The aforementioned documentary states, based on documents sourced from the United States National Archives, that the US Army had sent reports about Nazi experiments in concentration camps like Dachau to Beecher for evaluation. One of the reports Beecher evaluated is still extant in the library of Harvard Medical School. [12]
According to the German documentarian Egmont R. Koch, in January 1953, Beecher recommended that a depressive patient at the New York State Psychiatric Institute and Hospital be given a mescaline injection. The injection took place at 9:53, with the patient falling into a deep coma at 11:45 and dying within half an hour after that.[10]

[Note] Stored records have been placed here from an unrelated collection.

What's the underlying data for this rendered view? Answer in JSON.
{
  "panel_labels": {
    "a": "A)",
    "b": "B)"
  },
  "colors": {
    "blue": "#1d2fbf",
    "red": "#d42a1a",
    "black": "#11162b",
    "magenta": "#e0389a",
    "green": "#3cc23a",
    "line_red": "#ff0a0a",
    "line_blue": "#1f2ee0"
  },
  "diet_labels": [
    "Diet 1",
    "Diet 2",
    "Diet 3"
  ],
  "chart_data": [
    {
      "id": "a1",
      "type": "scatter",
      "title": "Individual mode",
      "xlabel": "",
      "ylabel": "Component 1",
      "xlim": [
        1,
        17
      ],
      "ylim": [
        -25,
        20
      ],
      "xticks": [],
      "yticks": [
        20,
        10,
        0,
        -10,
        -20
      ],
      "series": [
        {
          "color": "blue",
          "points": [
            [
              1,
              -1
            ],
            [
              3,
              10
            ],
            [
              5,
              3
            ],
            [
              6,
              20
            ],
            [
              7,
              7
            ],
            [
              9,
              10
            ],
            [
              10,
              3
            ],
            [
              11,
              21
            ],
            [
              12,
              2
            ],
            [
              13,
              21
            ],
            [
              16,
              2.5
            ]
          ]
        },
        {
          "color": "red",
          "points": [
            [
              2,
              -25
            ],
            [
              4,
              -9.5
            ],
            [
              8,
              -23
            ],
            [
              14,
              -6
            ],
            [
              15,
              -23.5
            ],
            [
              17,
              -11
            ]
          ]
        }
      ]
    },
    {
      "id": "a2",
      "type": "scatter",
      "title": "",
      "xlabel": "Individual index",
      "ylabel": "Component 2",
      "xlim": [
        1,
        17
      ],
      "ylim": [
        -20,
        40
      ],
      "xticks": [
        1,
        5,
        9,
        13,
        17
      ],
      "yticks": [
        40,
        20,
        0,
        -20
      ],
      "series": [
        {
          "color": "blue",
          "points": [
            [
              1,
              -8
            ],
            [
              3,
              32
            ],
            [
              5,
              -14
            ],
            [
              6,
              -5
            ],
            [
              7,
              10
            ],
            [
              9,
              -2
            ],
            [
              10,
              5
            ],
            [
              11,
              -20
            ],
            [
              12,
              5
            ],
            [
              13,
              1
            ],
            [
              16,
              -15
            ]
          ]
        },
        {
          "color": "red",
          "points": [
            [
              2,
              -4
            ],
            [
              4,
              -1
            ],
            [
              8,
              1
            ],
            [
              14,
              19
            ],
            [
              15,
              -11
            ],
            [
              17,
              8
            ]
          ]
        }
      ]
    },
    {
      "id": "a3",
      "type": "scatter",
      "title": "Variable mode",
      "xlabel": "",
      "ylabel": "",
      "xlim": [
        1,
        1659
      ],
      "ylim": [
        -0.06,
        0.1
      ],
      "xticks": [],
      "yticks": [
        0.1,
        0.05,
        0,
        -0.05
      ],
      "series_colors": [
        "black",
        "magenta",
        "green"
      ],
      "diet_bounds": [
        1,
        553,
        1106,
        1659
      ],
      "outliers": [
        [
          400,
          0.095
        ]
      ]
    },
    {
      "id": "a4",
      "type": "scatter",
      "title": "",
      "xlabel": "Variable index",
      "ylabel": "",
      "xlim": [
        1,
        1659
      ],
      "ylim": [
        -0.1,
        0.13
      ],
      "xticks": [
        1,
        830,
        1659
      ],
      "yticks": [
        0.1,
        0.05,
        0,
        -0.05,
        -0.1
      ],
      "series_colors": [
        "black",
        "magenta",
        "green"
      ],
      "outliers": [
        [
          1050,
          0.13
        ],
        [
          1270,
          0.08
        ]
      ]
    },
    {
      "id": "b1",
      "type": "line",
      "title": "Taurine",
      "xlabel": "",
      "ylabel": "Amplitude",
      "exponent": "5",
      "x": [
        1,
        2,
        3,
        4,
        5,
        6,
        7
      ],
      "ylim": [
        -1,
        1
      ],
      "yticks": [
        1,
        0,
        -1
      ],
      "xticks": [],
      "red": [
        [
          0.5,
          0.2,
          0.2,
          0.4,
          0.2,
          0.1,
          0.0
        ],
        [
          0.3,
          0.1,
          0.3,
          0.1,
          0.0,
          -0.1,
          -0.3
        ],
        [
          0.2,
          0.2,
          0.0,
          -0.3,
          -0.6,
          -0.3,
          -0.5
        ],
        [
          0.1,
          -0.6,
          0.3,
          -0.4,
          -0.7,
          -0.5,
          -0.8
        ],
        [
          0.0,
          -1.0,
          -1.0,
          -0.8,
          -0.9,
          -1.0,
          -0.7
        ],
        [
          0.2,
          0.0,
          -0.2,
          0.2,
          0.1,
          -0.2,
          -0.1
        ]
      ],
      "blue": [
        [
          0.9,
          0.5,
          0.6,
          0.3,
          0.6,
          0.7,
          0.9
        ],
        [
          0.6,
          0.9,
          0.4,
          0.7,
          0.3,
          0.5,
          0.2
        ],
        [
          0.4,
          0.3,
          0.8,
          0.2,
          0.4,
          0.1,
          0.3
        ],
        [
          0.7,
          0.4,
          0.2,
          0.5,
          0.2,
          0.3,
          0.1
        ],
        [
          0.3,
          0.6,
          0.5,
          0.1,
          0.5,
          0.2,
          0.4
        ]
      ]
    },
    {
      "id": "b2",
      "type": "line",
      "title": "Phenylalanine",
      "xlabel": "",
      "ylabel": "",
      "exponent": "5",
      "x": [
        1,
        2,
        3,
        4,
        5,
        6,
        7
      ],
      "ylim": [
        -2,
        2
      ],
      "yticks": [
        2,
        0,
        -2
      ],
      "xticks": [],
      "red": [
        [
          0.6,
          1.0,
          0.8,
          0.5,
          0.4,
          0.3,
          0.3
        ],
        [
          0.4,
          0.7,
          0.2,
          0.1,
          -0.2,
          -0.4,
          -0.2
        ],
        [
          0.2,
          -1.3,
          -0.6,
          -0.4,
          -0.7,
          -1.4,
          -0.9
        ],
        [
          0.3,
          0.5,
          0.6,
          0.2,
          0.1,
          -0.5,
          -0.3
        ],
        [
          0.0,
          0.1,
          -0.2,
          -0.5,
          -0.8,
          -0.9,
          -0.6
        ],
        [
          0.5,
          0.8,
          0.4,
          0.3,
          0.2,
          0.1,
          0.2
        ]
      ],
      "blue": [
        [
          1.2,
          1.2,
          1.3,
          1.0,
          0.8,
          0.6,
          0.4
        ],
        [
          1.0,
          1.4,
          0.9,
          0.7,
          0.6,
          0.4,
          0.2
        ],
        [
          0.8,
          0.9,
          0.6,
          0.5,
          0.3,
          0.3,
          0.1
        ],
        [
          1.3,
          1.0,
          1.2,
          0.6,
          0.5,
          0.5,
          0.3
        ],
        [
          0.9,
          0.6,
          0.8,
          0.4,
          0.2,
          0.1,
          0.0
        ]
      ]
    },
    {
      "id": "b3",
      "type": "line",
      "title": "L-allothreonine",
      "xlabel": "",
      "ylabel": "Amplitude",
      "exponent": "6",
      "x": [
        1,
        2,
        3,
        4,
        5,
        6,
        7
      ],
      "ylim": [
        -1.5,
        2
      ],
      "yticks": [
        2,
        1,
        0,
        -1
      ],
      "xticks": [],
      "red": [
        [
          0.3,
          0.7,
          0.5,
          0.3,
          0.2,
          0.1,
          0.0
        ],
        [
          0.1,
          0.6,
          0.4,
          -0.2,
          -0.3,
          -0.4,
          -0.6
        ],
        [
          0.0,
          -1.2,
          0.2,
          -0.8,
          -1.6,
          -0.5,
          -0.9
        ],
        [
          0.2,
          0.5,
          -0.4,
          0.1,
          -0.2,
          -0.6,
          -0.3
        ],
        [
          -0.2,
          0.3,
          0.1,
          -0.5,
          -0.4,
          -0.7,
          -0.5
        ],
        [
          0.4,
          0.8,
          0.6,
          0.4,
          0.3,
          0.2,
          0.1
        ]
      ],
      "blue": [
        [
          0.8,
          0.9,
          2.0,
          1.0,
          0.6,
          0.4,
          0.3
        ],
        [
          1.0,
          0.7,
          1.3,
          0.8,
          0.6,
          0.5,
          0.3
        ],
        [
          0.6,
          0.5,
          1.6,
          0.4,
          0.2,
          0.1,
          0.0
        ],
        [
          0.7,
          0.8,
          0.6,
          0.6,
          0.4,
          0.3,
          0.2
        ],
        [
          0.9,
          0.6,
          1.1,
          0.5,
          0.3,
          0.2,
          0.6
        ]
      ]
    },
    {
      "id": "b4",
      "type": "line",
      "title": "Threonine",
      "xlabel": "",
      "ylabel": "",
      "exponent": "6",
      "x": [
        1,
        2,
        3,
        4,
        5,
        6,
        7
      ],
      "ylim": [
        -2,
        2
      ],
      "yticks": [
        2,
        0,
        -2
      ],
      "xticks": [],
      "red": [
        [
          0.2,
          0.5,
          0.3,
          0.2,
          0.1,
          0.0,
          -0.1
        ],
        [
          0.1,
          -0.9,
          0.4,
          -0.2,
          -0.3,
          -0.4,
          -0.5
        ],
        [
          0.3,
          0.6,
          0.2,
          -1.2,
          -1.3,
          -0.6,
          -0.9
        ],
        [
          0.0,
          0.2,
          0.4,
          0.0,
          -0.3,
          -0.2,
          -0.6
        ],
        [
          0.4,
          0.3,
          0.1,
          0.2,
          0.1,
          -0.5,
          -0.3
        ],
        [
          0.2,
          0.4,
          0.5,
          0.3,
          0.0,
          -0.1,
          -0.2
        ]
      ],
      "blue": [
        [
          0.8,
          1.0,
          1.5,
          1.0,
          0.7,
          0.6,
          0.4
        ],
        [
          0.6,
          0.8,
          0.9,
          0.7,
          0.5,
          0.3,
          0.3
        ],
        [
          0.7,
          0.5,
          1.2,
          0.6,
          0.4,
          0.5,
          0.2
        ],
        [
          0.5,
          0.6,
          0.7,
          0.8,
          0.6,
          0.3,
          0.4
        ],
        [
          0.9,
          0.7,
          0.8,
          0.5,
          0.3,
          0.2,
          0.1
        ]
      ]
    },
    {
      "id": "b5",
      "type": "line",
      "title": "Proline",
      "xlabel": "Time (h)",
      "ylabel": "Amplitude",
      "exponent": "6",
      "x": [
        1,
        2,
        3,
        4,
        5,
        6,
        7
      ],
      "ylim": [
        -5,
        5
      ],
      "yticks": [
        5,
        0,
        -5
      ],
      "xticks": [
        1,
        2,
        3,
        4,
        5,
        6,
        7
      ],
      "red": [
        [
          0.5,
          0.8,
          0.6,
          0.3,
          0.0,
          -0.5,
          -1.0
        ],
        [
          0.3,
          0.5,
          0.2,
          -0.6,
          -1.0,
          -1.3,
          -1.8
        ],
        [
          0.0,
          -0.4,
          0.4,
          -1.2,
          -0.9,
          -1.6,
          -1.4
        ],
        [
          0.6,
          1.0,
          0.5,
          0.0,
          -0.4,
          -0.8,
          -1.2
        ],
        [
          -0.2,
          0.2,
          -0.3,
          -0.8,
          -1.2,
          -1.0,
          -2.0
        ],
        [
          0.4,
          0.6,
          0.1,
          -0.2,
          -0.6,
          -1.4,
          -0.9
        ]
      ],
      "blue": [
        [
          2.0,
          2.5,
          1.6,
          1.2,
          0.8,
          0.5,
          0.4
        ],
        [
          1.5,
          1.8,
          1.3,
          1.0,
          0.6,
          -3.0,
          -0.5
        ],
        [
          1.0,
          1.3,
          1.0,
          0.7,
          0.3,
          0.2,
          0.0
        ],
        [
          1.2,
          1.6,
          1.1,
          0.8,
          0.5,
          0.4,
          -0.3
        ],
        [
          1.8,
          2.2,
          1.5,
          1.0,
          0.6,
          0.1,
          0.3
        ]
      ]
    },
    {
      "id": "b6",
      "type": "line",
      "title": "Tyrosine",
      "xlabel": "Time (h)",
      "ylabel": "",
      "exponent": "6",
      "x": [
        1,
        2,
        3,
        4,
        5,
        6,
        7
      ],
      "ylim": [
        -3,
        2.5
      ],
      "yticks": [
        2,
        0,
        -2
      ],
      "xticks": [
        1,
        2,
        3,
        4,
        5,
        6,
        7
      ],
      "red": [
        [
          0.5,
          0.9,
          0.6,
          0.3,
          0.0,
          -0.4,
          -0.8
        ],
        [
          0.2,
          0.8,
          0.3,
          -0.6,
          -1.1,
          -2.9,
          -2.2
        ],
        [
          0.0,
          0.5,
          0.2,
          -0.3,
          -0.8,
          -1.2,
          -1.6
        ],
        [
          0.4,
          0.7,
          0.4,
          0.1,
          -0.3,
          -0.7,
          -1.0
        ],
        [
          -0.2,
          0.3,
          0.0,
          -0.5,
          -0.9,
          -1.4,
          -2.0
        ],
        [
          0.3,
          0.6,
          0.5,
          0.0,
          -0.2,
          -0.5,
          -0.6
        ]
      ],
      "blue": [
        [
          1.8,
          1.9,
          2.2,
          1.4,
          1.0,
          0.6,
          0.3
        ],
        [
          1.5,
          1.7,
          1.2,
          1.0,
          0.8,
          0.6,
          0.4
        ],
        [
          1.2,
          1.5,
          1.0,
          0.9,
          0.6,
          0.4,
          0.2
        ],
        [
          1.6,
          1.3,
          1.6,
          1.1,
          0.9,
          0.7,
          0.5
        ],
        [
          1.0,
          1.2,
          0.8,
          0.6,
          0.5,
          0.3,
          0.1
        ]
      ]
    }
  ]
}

According to the neuroanesthesiologist George A. Mashour:
It may appear paradoxical that Beecher, who advocated the ethical treatment of human subjects, had also engaged in potentially unethical work on hallucinogens for the government. A more compelling hypothesis, however, is that Beecher advocated ethical treatment of human subjects largely because of such work.[13]
Henry K. Beecher's 1955 paper The Powerful Placebo was not the first to introduce the idea of the placebo effect (the term had been first used by T. C. Graves in 1920),[14][citation needed],[15] but its importance was that it stressed—for the first time—the necessity of double-blind, placebo-controlled clinical trials.[16] In his 1955 paper, Beecher only speaks of placebo effects on specific occasions when he is contrasting them with drug effects.[17] His 1955 paper constantly and correctly speaks of "placebo reactors" and "placebo non-reactors"; furthermore, Beecher (1952), Beecher, Keats, Mosteller, and Lasagna (1953), Beecher (1959), consistently and correctly speak of "placebo reactors" and "placebo non-reactors"; they never speak of any "placebo effect"; and, finally, in his Research and the Individual: Human Studies (1970), Beecher simply speaks of "placebos".